BİZ BÜYÜDÜK VE KİRLENDİ DÜNYA
 ‘Yenik  düşüyor  her şey zamana, biz büyüdük ve kirlendi dünya…’  Yeni Türkü Grubu’nun  Telli Turna şarkısının  bir dizesi.  Şarkının bilinirliği ve Yeni Türkü’nün tanınmışlığından bahsetmeyeceğim. Bahsetmek istediğim, biz büyürken mi kirlendi dünya yoksa dünya hep kirli miydi? Şunu diyebilir miyiz?  Çocuktuk, masumduk, bilmiyorduk.  Ne olayların ne de yaşananların farkındaydık. Zaten kirli olan dünya biz büyürken bizi de kirletmişti. Ya da şunu diyebilir miyiz?  Büyüdükçe kirlenen bizleriz. Biz büyüdükçe küçülüyor dünya. Sığamıyoruz dünyaya, isteklerimiz bitmiyor. Hep daha fazlasını istiyor; kirleniyor ve kirletiyoruz. 
Oyun alanlarının bol olduğu sokaklarda oyunları uzatıp, genelde hava kararınca ya da anne babanın seslenmesiyle istemeye istemeye eve giderdik.  Sokaktaki bir çok ev müstakildi ve  bahçelerindeki meyve ağaçlarından meyve çalar, genelde yakalanırdık.  Önce bahçenin sahibinden güzel bir uyarı, sonra anne ve babamızdan gereken dersi alırdık.  Eve geç gitmememiz için uydurulan  ‘Aşağı mahallede çocukları kaçıran biri varmış’ hikayelerine inanmaz yine bildiğimiz gibi hareket ederken,  kötü adamların filmlerde olduğunu zannederdik.  Şimdi ise oyun alanlarının bulunmadığı,  park diye adlandırılan küçük;  üç-beş oturma bankının ve bir kaç salıncakla kaydırağın olduğu yerlerde, sokakta çocukların  görünmediği   günlerdeyiz.  Yaşadığımız  dönemde sıkça duymaya başladığımız sapık sözcüğü ve bunun ete kemiğe bürünmüş hali olan  kötü niyetli, hastalıklı ruh haline sahip kişilerin  yarattığı   olaylar  bunun en büyük sebebi.
Küçükken yaşadığımız mahallelerin zengini ve fakiri vardı. Aynı mahallede yaşayanların ekonomik durumu birbirine benzerdi.  Zenginler; rezidanslar ve villalarda oturmadığından, reklam-moda sektörü pek yaygın olmadığından özentilerimiz yoktu.

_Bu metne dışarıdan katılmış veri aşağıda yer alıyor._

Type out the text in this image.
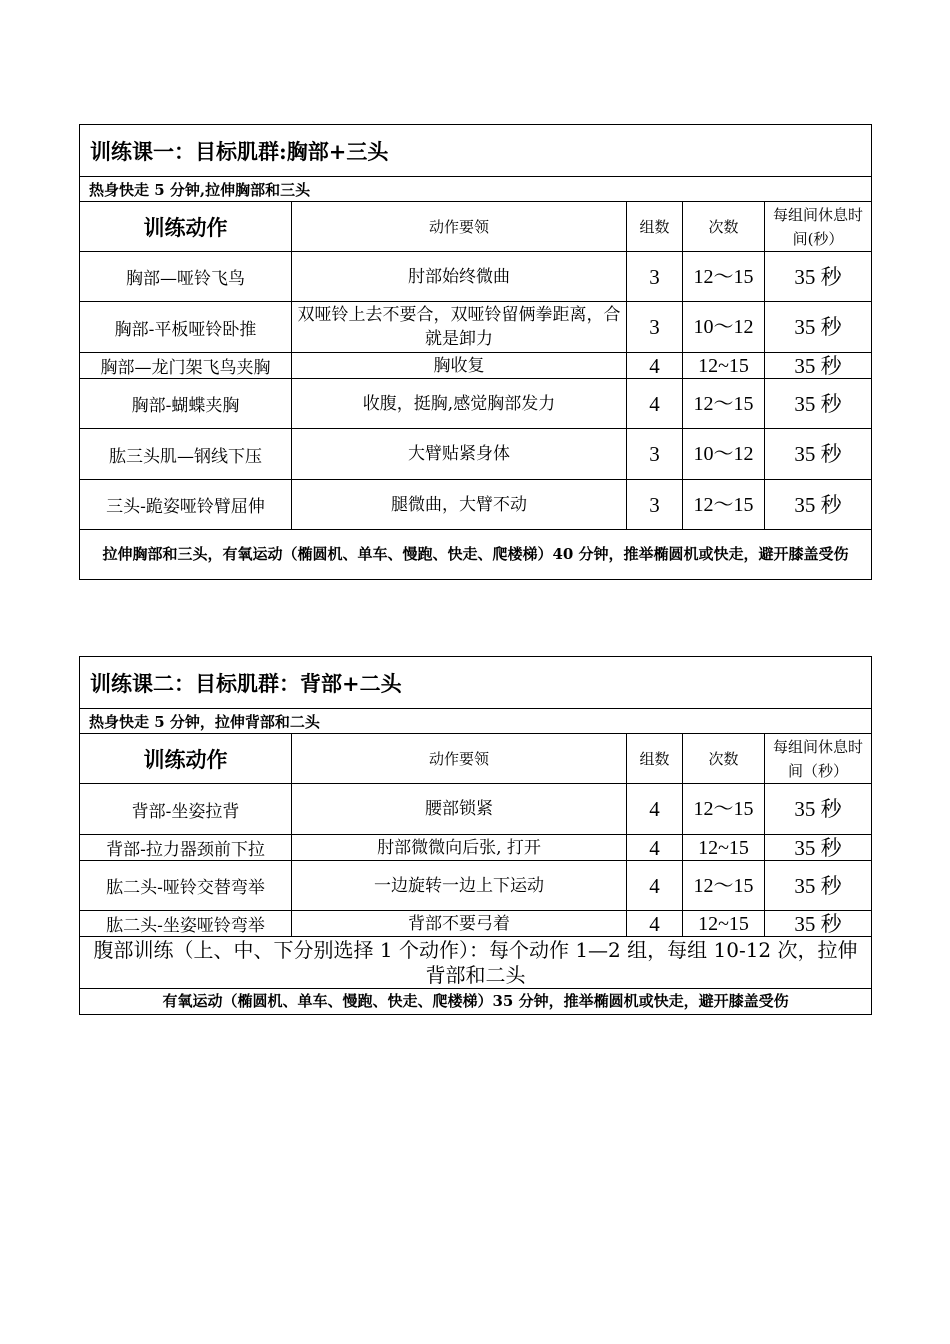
训练课一：目标肌群:胸部+三头				
热身快走 5 分钟,拉伸胸部和三头				
训练动作	动作要领	组数	次数	每组间休息时间(秒）
胸部—哑铃飞鸟	肘部始终微曲	3	12～15	35 秒
胸部-平板哑铃卧推	双哑铃上去不要合，双哑铃留俩拳距离，合就是卸力	3	10～12	35 秒
胸部—龙门架飞鸟夹胸	胸收复	4	12~15	35 秒
胸部-蝴蝶夹胸	收腹，挺胸,感觉胸部发力	4	12～15	35 秒
肱三头肌—钢线下压	大臂贴紧身体	3	10～12	35 秒
三头-跪姿哑铃臂屈伸	腿微曲，大臂不动	3	12～15	35 秒
拉伸胸部和三头，有氧运动（椭圆机、单车、慢跑、快走、爬楼梯）40 分钟，推举椭圆机或快走，避开膝盖受伤				
训练课二：目标肌群：背部+二头				
热身快走 5 分钟，拉伸背部和二头				
训练动作	动作要领	组数	次数	每组间休息时间（秒）
背部-坐姿拉背	腰部锁紧	4	12～15	35 秒
背部-拉力器颈前下拉	肘部微微向后张, 打开	4	12~15	35 秒
肱二头-哑铃交替弯举	一边旋转一边上下运动	4	12～15	35 秒
肱二头-坐姿哑铃弯举	背部不要弓着	4	12~15	35 秒
腹部训练（上、中、下分别选择 1 个动作）：每个动作 1—2 组，每组 10-12 次，拉伸背部和二头				
有氧运动（椭圆机、单车、慢跑、快走、爬楼梯）35 分钟，推举椭圆机或快走，避开膝盖受伤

Ve dışarıda genelde diğer çocukların canı çekmesin diye bir şey yiyip-içmezdik.
Sonra küçük esnaf mahallenin önemli figürlerindendi. Her ürün kendi esnafında satılırdı. Et kasapta,  meyve-sebze manavda, makarna , salça, kola bakkalda. Her şey ihtiyaca göre alınırdı. Ve savurganlık hoş karşılanmazdı.  Bugün ise dükkanlar AVM denen  ve her boş görünen arsaya yapılan çok katlı ve çok şatafatlı yapılara yerleştirildi ve ihtiyaçtan fazla mal reklam ve vitrin oyunlarıyla tüketiciye ulaştırılıyor.
Geçmişe baktığımızda her zaman her şeyi büyüklerin bileceği  küçüklerin susup dinlemesi gerektiğini kabullenmiştik. Bu durum çocuğun özgüven kazanması konusunda tartışma konusu da olabilir tabi günümüzde.  Çağımız ise teknoloji ve internet çağı. Bir çok yetişkin bilgisayar, internet ve sosyal medyayı kullanmayı  çocuklarından öğrendi.  İnternet  çağı farklı bir dünya. Sosyal medyada her şeyimizi paylaşıyor, ne kadar çok beğeni alırsak o kadar mutlu oluyoruz. Çocukken komşunun kapısını çalıp “bir işiniz yoksa akşama size oturmaya geleceğiz” diyen biz, günümüzdeki bu tarzı nasıl kabullendik bilemiyorum.
Ve yine kabullenmeliyiz ki günümüz internet ve teknoloji çağı.  Her şey modern, hızlı, kolay ve yapay ve kimimiz içinde karışık. Her şeyin  yavaş, doğal ve sade olanını tercih etmek, hem toplum hem de her kesimden bireyler için daha sağlıklı ve güvenilir olurdu. Eski hayat tarzımızı koruyarak zamana ayak uydurabilseydik  bugün daha az kirli bir dünyada yaşıyor olabilirdik.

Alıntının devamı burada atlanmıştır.